The case against the drug corporation--operators of almost 500 Thrifty Drug & Discount Stores and Thrifty Jr. outlets statewide--was prompted by a complaint almost two years ago from an official of the county Department of Consumer Affairs.

Advertisement

Deputy Dist. Atty. Martin Herscovitz said a woman complained that her neighborhood drugstore often sold advertised sale items at their higher, regular prices.

Subsequently, a team of investigators from the district attorney’s office and the Department of Consumer Affairs fanned out across Los Angeles County, visiting more than 100 Thrifty stores and surveying more than 12,000 items.

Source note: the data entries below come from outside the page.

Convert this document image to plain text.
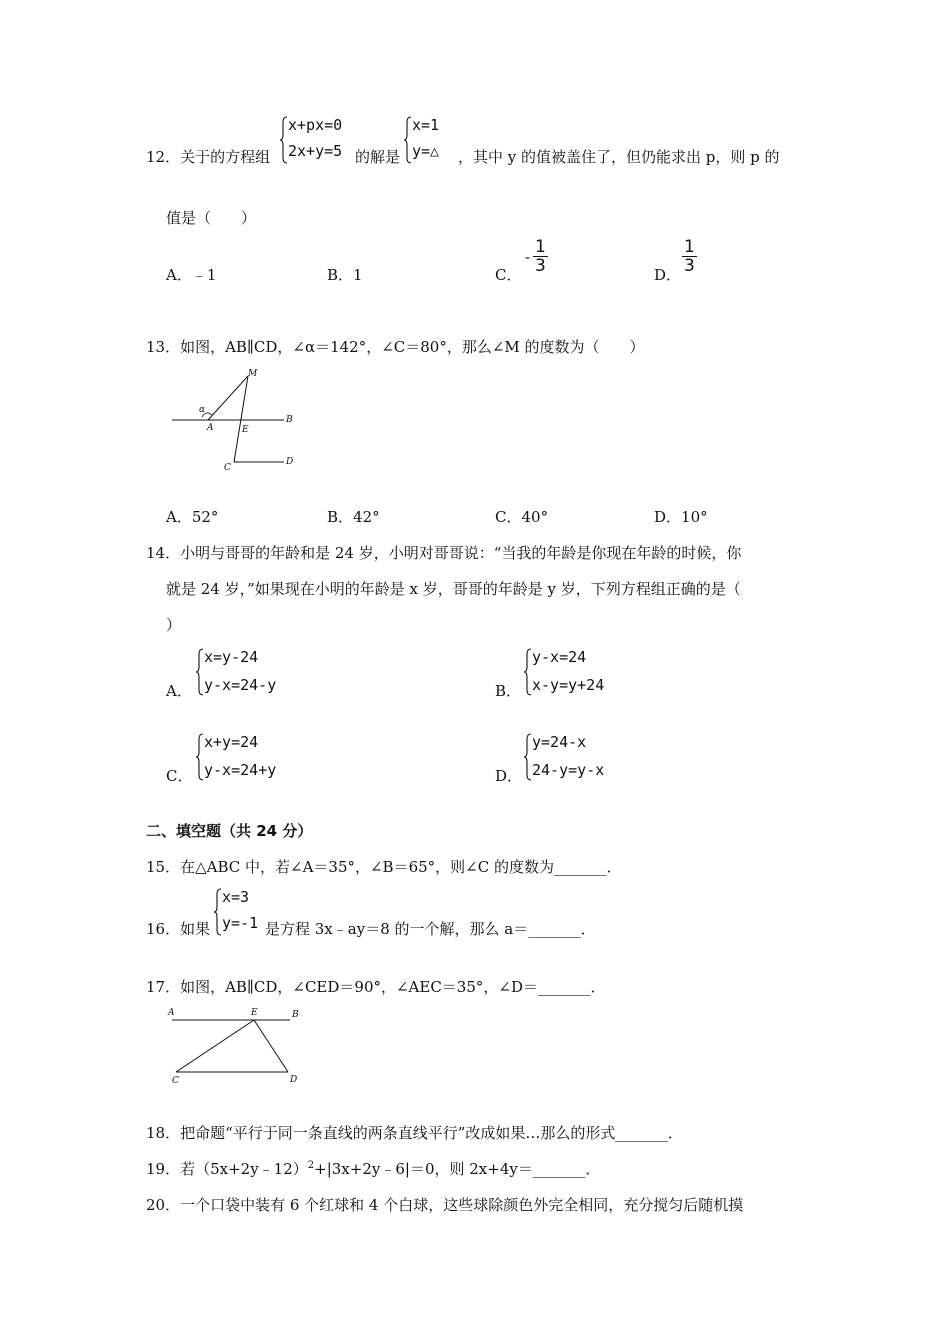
12．关于的方程组
x+px=0
2x+y=5 的解是
x=1
y=△ ，其中 y 的值被盖住了，但仍能求出 p，则 p 的
值是（　　）
A．﹣1	B．1	C．
- $\frac{1}{3}$	D． $\frac{1}{3}$
13．如图，AB∥CD，∠α＝142°，∠C＝80°，那么∠M 的度数为（　　）
M
α
A	E
B
C
D
A．52°	B．42°	C．40°	D．10°
14．小明与哥哥的年龄和是 24 岁，小明对哥哥说：“当我的年龄是你现在年龄的时候，你
就是 24 岁，”如果现在小明的年龄是 x 岁，哥哥的年龄是 y 岁，下列方程组正确的是（
）
A．
x=y-24
y-x=24-y	B．
y-x=24
x-y=y+24
C．
x+y=24
y-x=24+y	D．
y=24-x
24-y=y-x
二、填空题（共 24 分）
15．在△ABC 中，若∠A＝35°，∠B＝65°，则∠C 的度数为_______．
16．如果
x=3
y=-1 是方程 3x﹣ay＝8 的一个解，那么 a＝_______．
17．如图，AB∥CD，∠CED＝90°，∠AEC＝35°，∠D＝_______．
A	E	B
C	D
18．把命题“平行于同一条直线的两条直线平行”改成如果…那么的形式_______．
19．若（5x+2y﹣12）$^2$+|3x+2y﹣6|＝0，则 2x+4y＝_______．
20．一个口袋中装有 6 个红球和 4 个白球，这些球除颜色外完全相同，充分搅匀后随机摸
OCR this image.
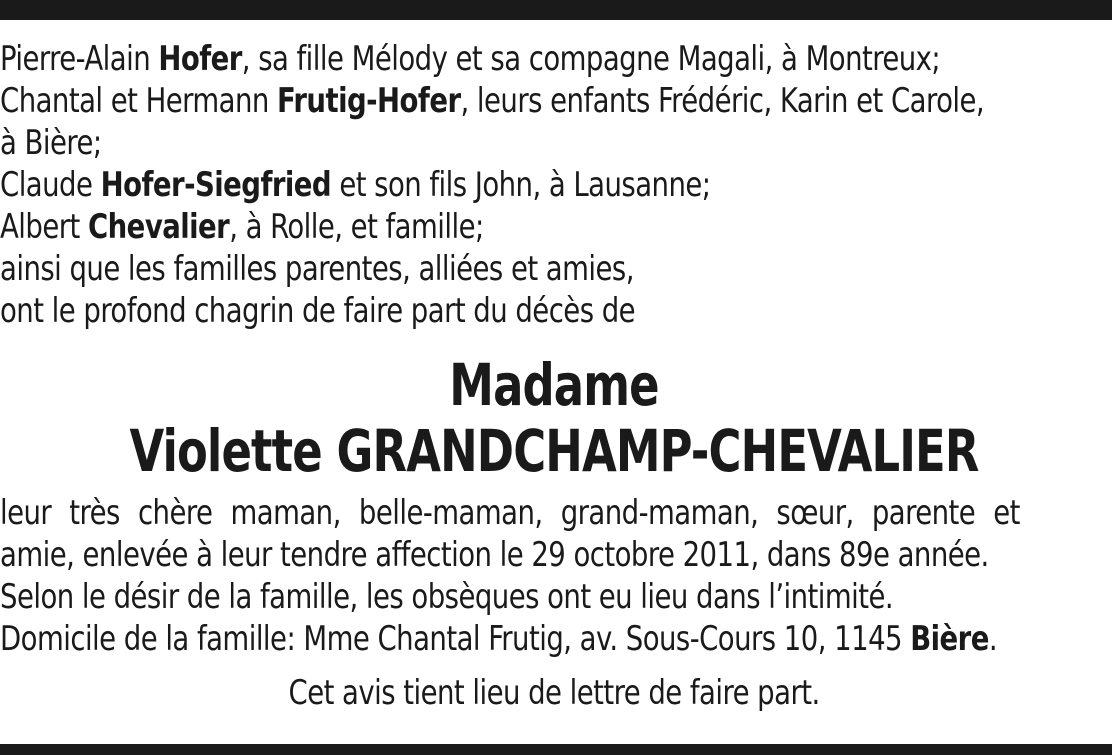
Pierre-Alain Hofer, sa fille Mélody et sa compagne Magali, à Montreux;

Chantal et Hermann Frutig-Hofer, leurs enfants Frédéric, Karin et Carole,

à Bière;

Claude Hofer-Siegfried et son fils John, à Lausanne;

Albert Chevalier, à Rolle, et famille;

ainsi que les familles parentes, alliées et amies,

ont le profond chagrin de faire part du décès de

Madame
Violette GRANDCHAMP-CHEVALIER

leur très chère maman, belle-maman, grand-maman, sœur, parente et

amie, enlevée à leur tendre affection le 29 octobre 2011, dans 89e année.

Selon le désir de la famille, les obsèques ont eu lieu dans l’intimité.

Domicile de la famille: Mme Chantal Frutig, av. Sous-Cours 10, 1145 Bière.

Cet avis tient lieu de lettre de faire part.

Completed in June, 1986, the six-week shopping survey showed that almost 38% of the items advertised in newspapers as being “on sale” actually were marked at regular prices, Herscovitz said.

Moreover, more than 60% of the items ultimately purchased by the investigators were sold at the higher prices.

“We looked at the items we thought would have the biggest turnover, the ones that people regularly went to Thrifty to buy--shampoo, hair spray, cleaners, small sundry items that usually sold for less than $2,” Herscovitz said.

“We found a pattern of overcharging . . . in respect that we found it at so many of the stores,” he said.

Advertisement

Gary Meade, the attorney for Thrifty, said the company does not believe that the “surveys taken by the D.A.’s office are at all representative of the thousands of transactions in our stores. Nor do we believe that any inadvertent errors violated the law.

“We agreed to the settlement to avoid the burden and cost of litigation.”

Besides paying the fine, Thrifty will also spend an estimated $150,000 in a new program to eliminate incorrectly marked items.

Among other things, the drug retailer must have each of its store managers verify that all sale merchandise is properly stickered, must initiate a program of spot checks by district managers and must hire an outside marketing firm to conduct once-a-month random inspections.

“In the past, we have relied on their good words to comply with the law,” Herscovitz said, referring to similar complaints against Thrifty in 1974 and 1979. In those cases, the corporation paid fines totaling $85,000.

“That has been ineffective. . . . This is a novel approach of forcing them to solve the problem. . . . It’s going to cost them to take affirmative steps to remedy it,” he said. “Thrifty believes it will work and we believe it will solve the problem.”

Under the court settlement, Thrifty must maintain the new policy for five years.